Most policies have a provision specifically set aside for dispute resolution. This process is commonly known as the appraisal process. This process can be found in detail in your loss settlement section of your policy. This provision is set aside for a form of dispute resolution when the policyholder and the carrier do not agree on the amount of the loss. This is an alternative to litigation, appraisal does not address coverage issues but can include or exclude items based on causation depending on the state’s protocols.
The appraisal language in a HO3 policy typically reads as follows:
Appraisal. If you and we fail to agree on the actual cash value, amount of loss, or cost of repair or replacement, either can make a written demand for appraisal. Each will then select a competent, independent, appraiser and notify the other of the appraiser’s identity within 20 days of receipt of the written demand. The two appraisers will choose an umpire. If they cannot agree upon an umpire within 15 days, you or we may request that the choice be made by a judge of a district court of a judicial district where the loss occurred. The two appraisers will then set the amount of loss, stating separately the actual cash value and loss to each item.
Once the Appraisal clause/provision is invoked, the insured’s appraiser and the insurance carrier’s appraiser will estimate the damage and try to come to an agreement on the amount of loss. If the appraisers fail to agree, they will submit their differences to the umpire. An itemized decision agreed to by two of these three will set the amount of loss. Such award shall be binding. Each party will pay its own appraiser and bear the other expenses of the appraisal and umpire equally.

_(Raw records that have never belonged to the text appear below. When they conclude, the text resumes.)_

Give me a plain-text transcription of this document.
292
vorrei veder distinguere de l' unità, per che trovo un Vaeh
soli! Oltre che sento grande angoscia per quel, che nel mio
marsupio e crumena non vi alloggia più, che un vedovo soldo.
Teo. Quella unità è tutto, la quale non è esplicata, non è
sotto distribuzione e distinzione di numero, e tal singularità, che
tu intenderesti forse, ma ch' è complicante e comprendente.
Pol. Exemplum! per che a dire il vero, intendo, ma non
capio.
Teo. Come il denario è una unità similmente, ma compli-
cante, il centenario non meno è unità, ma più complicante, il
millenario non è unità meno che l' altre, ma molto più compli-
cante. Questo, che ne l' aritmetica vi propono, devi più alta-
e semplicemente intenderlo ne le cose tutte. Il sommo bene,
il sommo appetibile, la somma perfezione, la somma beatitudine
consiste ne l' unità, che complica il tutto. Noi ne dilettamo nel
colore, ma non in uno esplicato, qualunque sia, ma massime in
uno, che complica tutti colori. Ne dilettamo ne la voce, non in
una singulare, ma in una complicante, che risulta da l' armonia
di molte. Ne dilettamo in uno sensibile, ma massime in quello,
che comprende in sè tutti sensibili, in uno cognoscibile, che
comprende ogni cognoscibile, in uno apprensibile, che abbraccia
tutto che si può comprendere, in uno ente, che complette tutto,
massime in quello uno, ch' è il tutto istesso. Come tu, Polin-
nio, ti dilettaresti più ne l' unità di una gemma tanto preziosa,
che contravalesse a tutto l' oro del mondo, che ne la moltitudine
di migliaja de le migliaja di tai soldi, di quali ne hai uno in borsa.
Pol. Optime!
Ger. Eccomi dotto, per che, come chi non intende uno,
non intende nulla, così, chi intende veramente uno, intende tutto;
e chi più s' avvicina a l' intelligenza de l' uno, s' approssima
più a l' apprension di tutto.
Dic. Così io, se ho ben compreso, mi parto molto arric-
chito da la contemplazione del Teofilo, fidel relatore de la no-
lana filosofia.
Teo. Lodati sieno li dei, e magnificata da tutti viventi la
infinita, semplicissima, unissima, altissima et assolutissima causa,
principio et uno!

Here’s a high-level overview of the appraisal process:
A dispute arises over the value and/or extent of an insured loss between you and your insurance carrier.
You or your insurance carrier, in writing, demand appraisal. Each party assigns a competent and impartial appraiser to value the loss. (Your Public Adjuster is your appraiser!)

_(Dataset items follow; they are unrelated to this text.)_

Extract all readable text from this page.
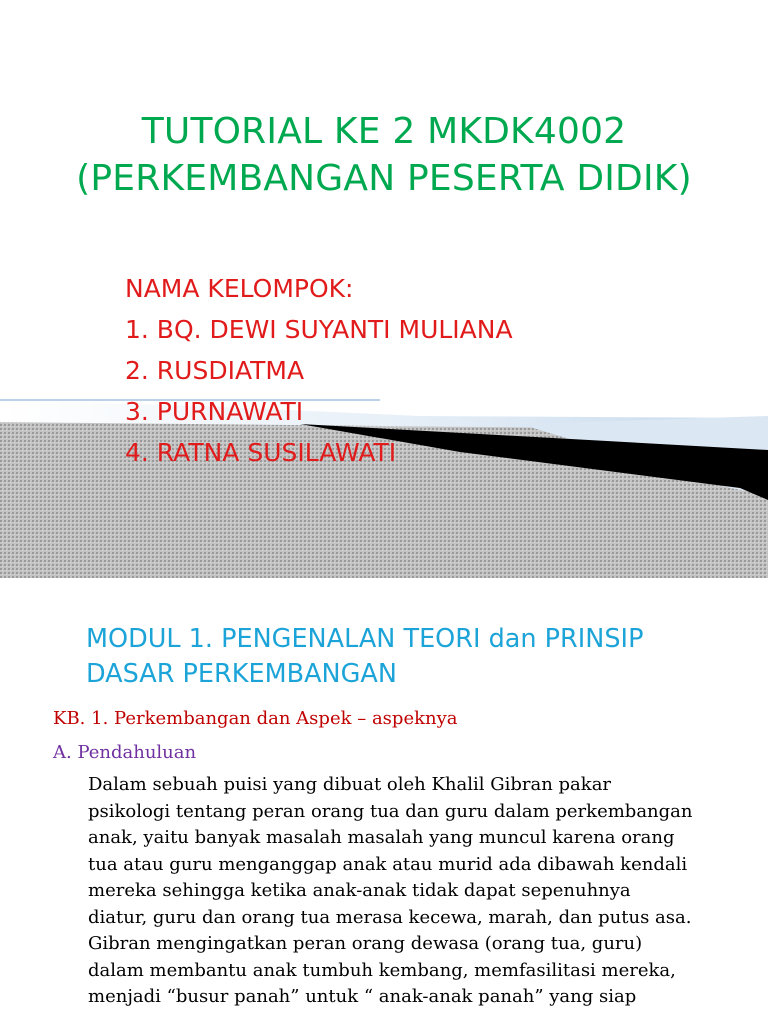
TUTORIAL KE 2 MKDK4002
(PERKEMBANGAN PESERTA DIDIK)
NAMA KELOMPOK:
1. BQ. DEWI SUYANTI MULIANA
2. RUSDIATMA
3. PURNAWATI
4. RATNA SUSILAWATI
MODUL 1. PENGENALAN TEORI dan PRINSIP
DASAR PERKEMBANGAN
KB. 1. Perkembangan dan Aspek – aspeknya
A. Pendahuluan
Dalam sebuah puisi yang dibuat oleh Khalil Gibran pakar
psikologi tentang peran orang tua dan guru dalam perkembangan
anak, yaitu banyak masalah masalah yang muncul karena orang
tua atau guru menganggap anak atau murid ada dibawah kendali
mereka sehingga ketika anak-anak tidak dapat sepenuhnya
diatur, guru dan orang tua merasa kecewa, marah, dan putus asa.
Gibran mengingatkan peran orang dewasa (orang tua, guru)
dalam membantu anak tumbuh kembang, memfasilitasi mereka,
menjadi “busur panah” untuk “ anak-anak panah” yang siap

The two appraisers select an umpire to be the third party on the appraiser panel. The two appraisers inspect and document the loss and attempt to reach an agreement.

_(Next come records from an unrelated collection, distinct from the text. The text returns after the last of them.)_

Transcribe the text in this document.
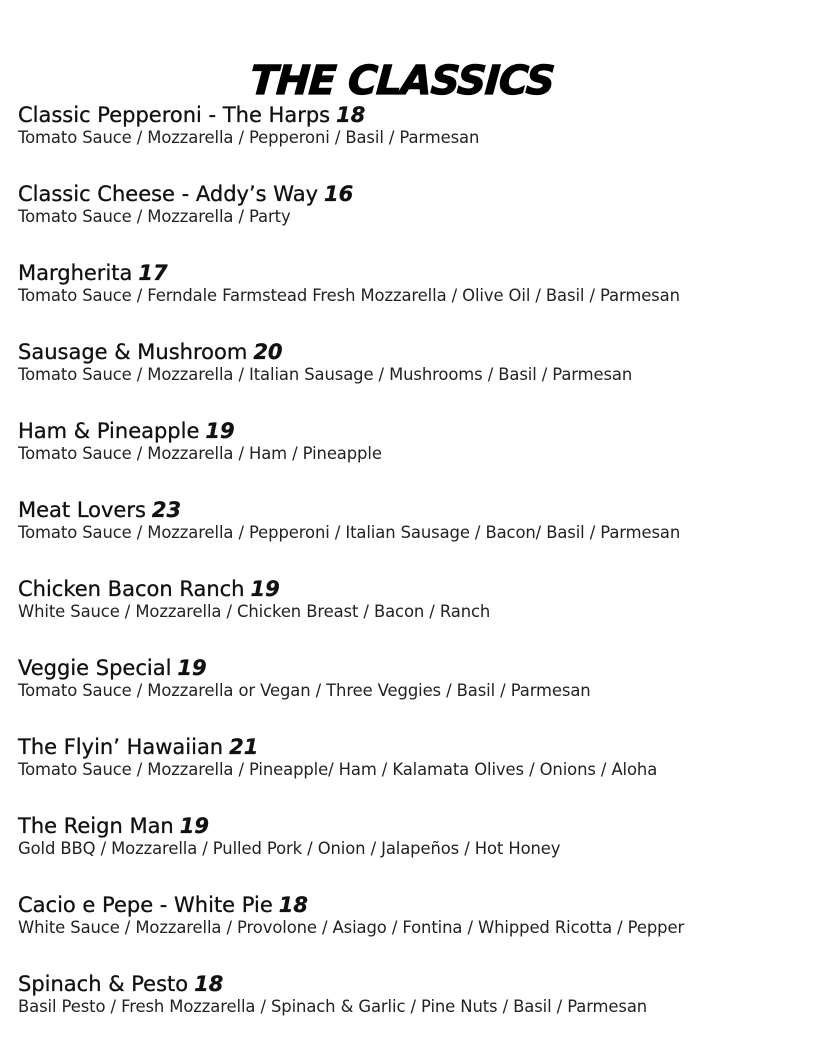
THE CLASSICS
Classic Pepperoni - The Harps 18
Tomato Sauce / Mozzarella / Pepperoni / Basil / Parmesan
Classic Cheese - Addy’s Way 16
Tomato Sauce / Mozzarella / Party
Margherita 17
Tomato Sauce / Ferndale Farmstead Fresh Mozzarella / Olive Oil / Basil / Parmesan
Sausage & Mushroom 20
Tomato Sauce / Mozzarella / Italian Sausage / Mushrooms / Basil / Parmesan
Ham & Pineapple 19
Tomato Sauce / Mozzarella / Ham / Pineapple
Meat Lovers 23
Tomato Sauce / Mozzarella / Pepperoni / Italian Sausage / Bacon/ Basil / Parmesan
Chicken Bacon Ranch 19
White Sauce / Mozzarella / Chicken Breast / Bacon / Ranch
Veggie Special 19
Tomato Sauce / Mozzarella or Vegan / Three Veggies / Basil / Parmesan
The Flyin’ Hawaiian 21
Tomato Sauce / Mozzarella / Pineapple/ Ham / Kalamata Olives / Onions / Aloha
The Reign Man 19
Gold BBQ / Mozzarella / Pulled Pork / Onion / Jalapeños / Hot Honey
Cacio e Pepe - White Pie 18
White Sauce / Mozzarella / Provolone / Asiago / Fontina / Whipped Ricotta / Pepper
Spinach & Pesto 18
Basil Pesto / Fresh Mozzarella / Spinach & Garlic / Pine Nuts / Basil / Parmesan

If the two appraisers are unable to reach an agreement, the umpire is called in to settle the dispute. This way, at least two of the three panel members will always set the amount of loss.
Once any differences between the two appraisers have been resolved, the appraisal committee will sign and execute the appraisal award.
The appraisal award is delivered to the carrier to apply coverage and submit payments. This concludes the appraisal process.